Tolioro sah angewidert auf seine schluchzende Frau herab. Ihre blassen Rundungen wirkten in den blauen Kissen noch mehr als sonst wie die Haut eines toten Fisches. Hässlich, hässlich, hässlich. Mit Kleidern hatte er sie schon hässlich gefunden. Ohne war sie regelrecht abstoßend. Na gut, für heute Nacht hatte er seine Pflicht bei ihr erfüllt. Die dunkelroten Flecken auf den Kissen zeugten davon. Kanata würde zufrieden sein. Man sah den Flecken nicht an, dass die meisten davon aus Sirits gebrochener Nase stammten. Nicht, dass ihre Nase dadurch gewonnen hatte. Sie war vorher schon zu klein gewesen. Jetzt war sie fast ganz platt. Dumme Pute. Jedenfalls wusste sie nun, wer der Herr im Haus war. Noch einmal würde sie es nicht versuchen, ihn zurückweisen zu wollen. Nur weil sie noch nicht bereit gewesen war. Pah. Eine Frau hatte immer für ihren Mann bereit zu sein. Tolioro versetzte Sirit noch einen letzten Fußtritt, dann schlenderte er aus dem Zimmer. Nur gut, dass Graf Chilikit seine Versprechungen immer schnell in die Tat umsetzte. Ihm war jetzt nach einer richtigen Frau.
*
Kanata schüttelte ungläubig den Kopf. Wie konnte Tolioro nur so dumm sein! Seine Frau in der Hochzeitsnacht alleine zu lassen, und noch dazu in dem Zustand? Hielt Tolioro jeden im Palast für stumm und taub? Oder, noch schlimmer, für dumm? Wie ein Lauffeuer war es durch alle Gemächer gegangen. Tolioro hatte keinen Gefallen an seiner neuen Frau gefunden. Gut, er hatte Verkehr mit ihr gehabt, schließlich war es seine verdammte Pflicht und Schuldigkeit, den nächsten Thronerben zu zeugen. Aber er hatte es auf seine übliche, abstoßende Art getan. Sirit wurde gerade von ihren Dienerinnen verbunden, ihre Nase gerichtet und mit kühlenden Kompressen versorgt. Sollte König Dacas je zu Ohren kommen, wie es seiner geliebten Tochter erging, dann, Vertrag hin, Vertrag her, würde Dacas rot sehen. Dafür kannte Kanata seinen königlichen Kollegen gut genug. Die Familie ging dem über alles.

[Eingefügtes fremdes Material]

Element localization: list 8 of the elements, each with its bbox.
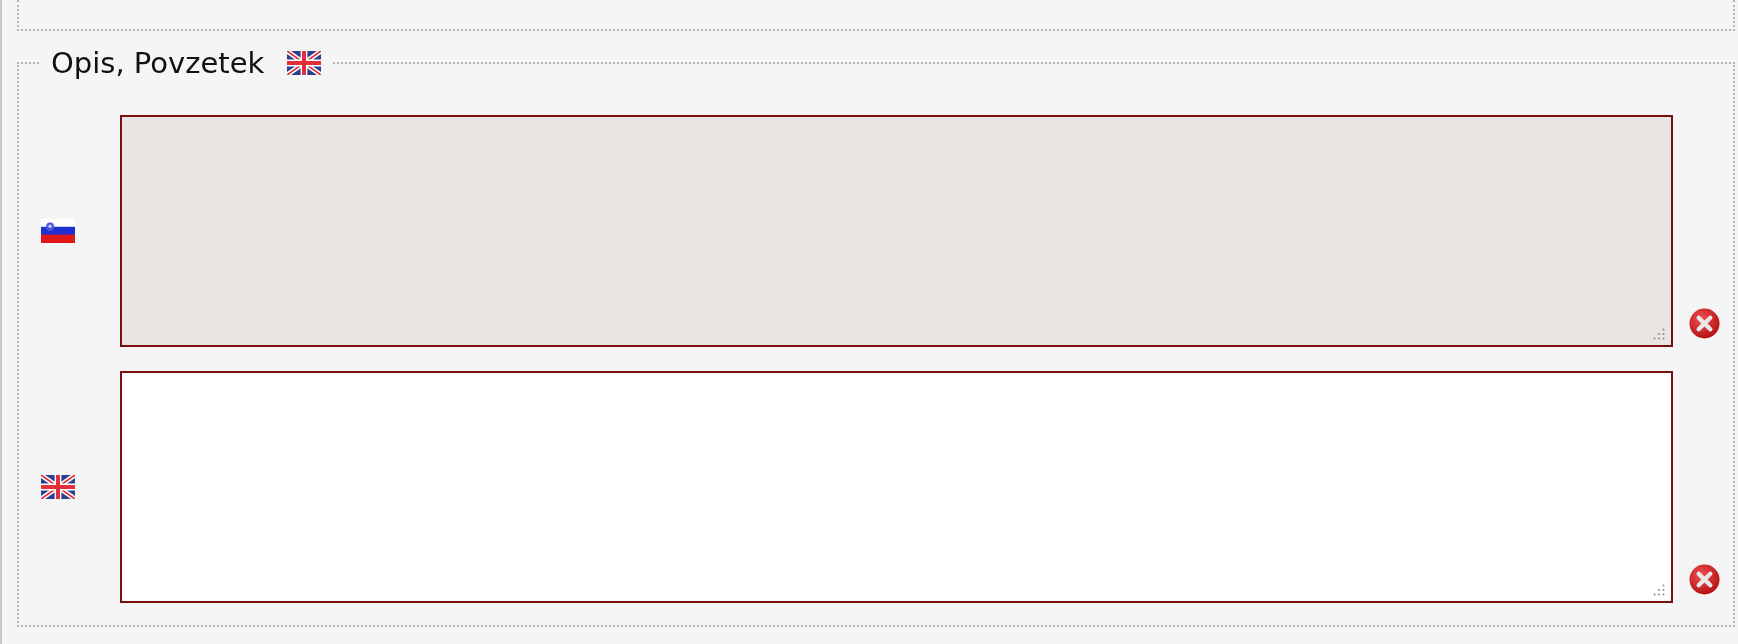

Er gab dem Hofmarschall einen Wink. Der Mann nickte und verschwand. Er würde dafür sorgen, dass die Kunde von Tolioros Benehmen nicht über die Mauern des Palastes hinausdrang. Was Tolioro anging, dem würde er selbst die Leviten lesen müssen. Wieder beschlich ihn das unangenehm nagende Gefühl, den falschen Sohn als Thronerben gewählt zu haben.
*
Arme Sirit. Ioro verspürte einen Anflug von Mitleid. Auch wenn die junge Frau seines Bruders wirklich hässlich war, so etwas hatte sie nicht verdient. Die junge Prinzgemahlin besaß alle Qualitäten für eine gute Königin, von ihrem Äußeren einmal abgesehen. Und sie vereinte die Zukunft zweier Königsreiche. Ioro seufzte. Sein Bruder war ein Vollidiot. Eine intelligente, gutwillige Frau, die strategisch denken konnte und ihm später bei der Regierungsarbeit eine wirkliche Stütze gewesen wäre, so zu verprügeln. Keine Chance, dass Sirit nach dieser Hochzeitsnacht jemals mit mehr als Hass an ihren Mann denken würde. Dafür kannte Ioro sie mittlerweile zu gut. Er konnte nur hoffen, dass ihre Loyalität zum Reich und zu dem Friedenspakt ihres Vaters Sirit dazu bewegen würde, ruhig zu bleiben und keinen Aufstand zu machen.